The ketogenic diet is a high-fat, moderate-protein, low-carb food plan with typical macronutrient ratio: 60-75 % fat, 15-30 % protein and 5-10 % carbohydrate.
The ketogenic diet encourages the body to switch from using glucose as a primary fuel source to burning body fat and using ketones for fuel. It supports fat loss, supress hunger hormones, improves brain function, etc.
1) TOO MUCH PROTEIN
Ketogenic diet is a high-fat and moderate protein-diet, not high-protein. If you eat too much protein, your body will convert the amino acids into glucose through a process called gluconeogenesis.

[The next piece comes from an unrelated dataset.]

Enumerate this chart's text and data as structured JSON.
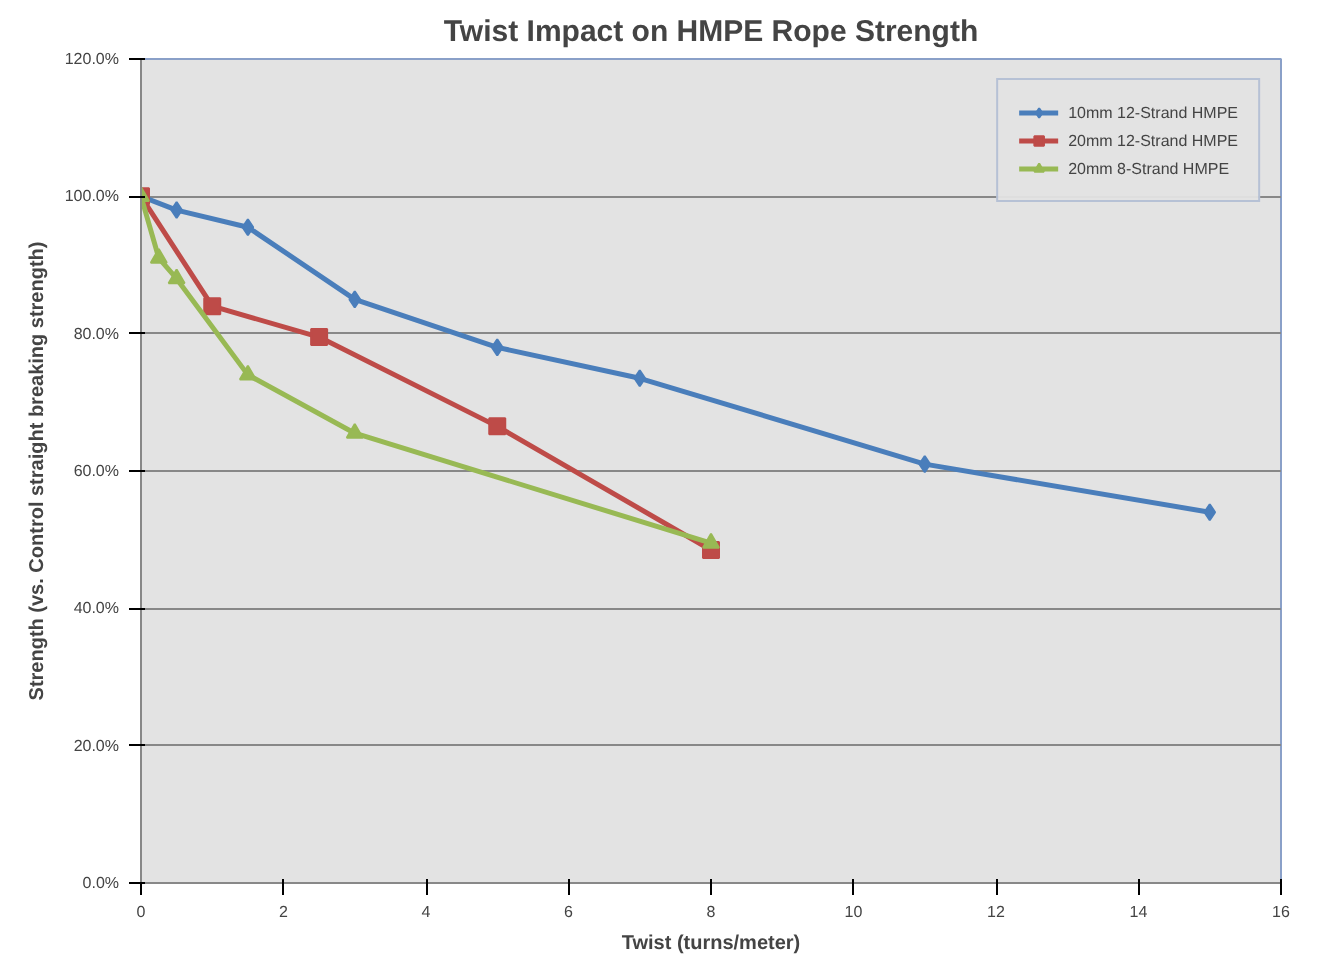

You should also monitor the amount of proteins in a meal.
2) NOT EATING ENOUGH FAT
If you want to produce ketones, you need to eat fat. Especially MCT (e.g. in coconut oil) raises a ketone level very quickly than other fats.
F – EEL FULLER
A – ALTERNATIVE FUEL
T – RIGGERS KETONES
3) USING URINE KETONE TESTING STRIPS TO MEASURE KETOSIS
Urine testing does not measure the particular ketone body beta-hydroxy butyrate (BHB). When you become keto-adapted, urine ketone aceacetate is converted to BHB which body uses for fuel. BHB level measured in blood test correlates to the acetone level measured in breath test.
4) EATING TOO OFTEN AND TOO MUCH
There is no need to eat between meals when you are in ketosis. Eat to satiety at eat meal. Several days of fasting (2-3 days) can help you to induce ketosis. For maintaining ketosis is perfect a ketogenic diet in combination with intermittent fasting.